Crianças ligam para roteiro de filme?


O Gato, 2003. Estrelada por Mike Myers, a produção tem roteiro simples, genérico, porém funcional, e o filme se sustenta pelas travessuras do espevitado gato mágico que diverte as crianças com suas cores, movimentos e alegorias.
Uma questão interessante a ser discutida que vem me chamando atenção há um tempinho, é se as crianças realmente ligam para as historinhas de seus programas favoritos, seja desenho animado, filme ou qualquer outro programa infantil. Mas antes de fazermos uma análise, devemos lembrar que todos nós já fomos crianças um dia, e que elas são muito visuais, se interessam por cores, som e forma, e que, sendo sinceros, não é difícil conquistá-las com personagens cativantes, engraçados, de aparência amistosa e fala engraçada, ou de aparência forte, viril e moderna e voz canastrona, no caso dos heróis. Muito do que gostamos hoje nos foi apresentados ainda na época de nossa infância, como super heróis, animação, quadrinhos e determinados tipos de filmes, e será que a gente consegue lembrar da sensação que isso causava na gente e como reagíamos a esses estímulos narrativos e sensoriais? É o que veremos a seguir. 

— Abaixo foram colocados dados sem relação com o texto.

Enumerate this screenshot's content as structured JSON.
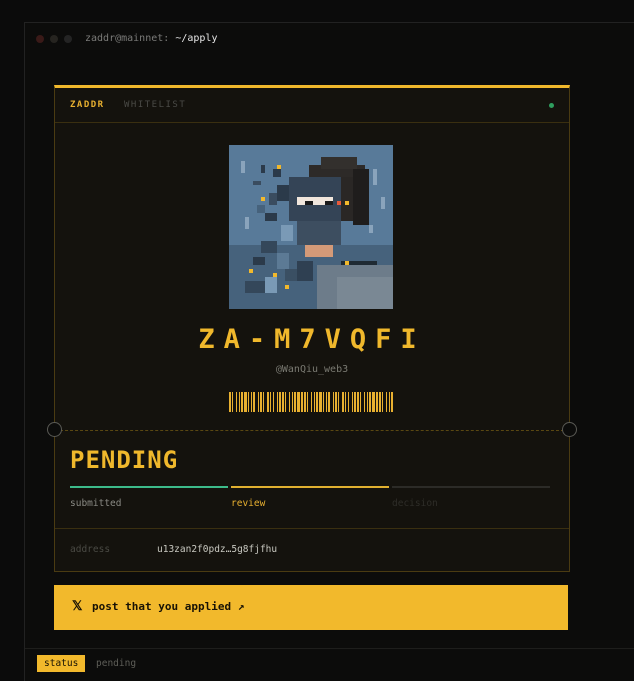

Vamos lá, devemos concordar que criança gosta de repetição, não é mesmo? Elas não ligam em assistir uma atração contínua, de episódios intercalados, uma ação ligando à outra. Se um simples único episódio a proporcionou uma experiência agradável, ela vai querer assistir a esse mesmo único episódio mais vezes, em outros dias, em outros momentos de sua vida, mesmo já sabendo o que vai acontecer. Não podemos esquecer que a criança não tem a mesma autonomia de um adulto, e fica na dependência deste para assistir aquilo que lhe agrada, e essa experiência passa a ser valiosa à essa criança, mesmo que não percebamos. Mas também não se surpreenda se o que a despertou atenção não foi o episódio como um todo, e sim determinadas cenas. A criança então associa o episódio do desenho em questão ao adulto que a incentivou a conhecê-lo, e a influência deste adulto sobre essa criança passa a ser respeitada por ela. É nesse momento então que o adulto sabe que a criança vai acatar o conteúdo que ela possa escolher para lhe apresentar, portanto as escolhas devem ser as melhores para cada faixa etária, animação educativa, programas divertidos para sua idade, mas tudo apresentado em seu devido tempo e um produto de cada vez, pois a criança não tem a capacidade assimilativa de um adulto, e possa ser que deixe de prestar atenção rapidamente, se dispersando, e a tentativa de fazê-la conhecer novos programas passa a se tornar em vão. Lembrando também que um espetáculo infantil, de qual natureza for, não deve jamais ultrapassar uma hora e meia de exibição, isso causa fadiga à criança e acaba lhe causando uma experiência torturante (Acredite, uma hora é um tempo demasiado longo para elas). Caso um tipo de programa a deixe de interessá-la, mesmo que ela já tenha se encantado por bastante tempo por um episódio isolado, é hora de apresentar algo diferente. Muitas vezes elas se interessam não pelo programa em si, mas por determinada cena, determinada ação e sequencia, por mais simples que pudesse ter sido, e nesse caso não é bom forçá-las a assistir outros episódios. Como sabemos, as atrações infantis tendem a se copiar e possivelmente ela vai reconhecer ações semelhantes em outros programas do gênero. Um tempinho depois ela pode desejar revisitar tal programa deixado para trás, e é assim que a criança vai moldando seus gostos, seu caráter, o interesse por determinada situação retratada, afinando suas preferências narrativas.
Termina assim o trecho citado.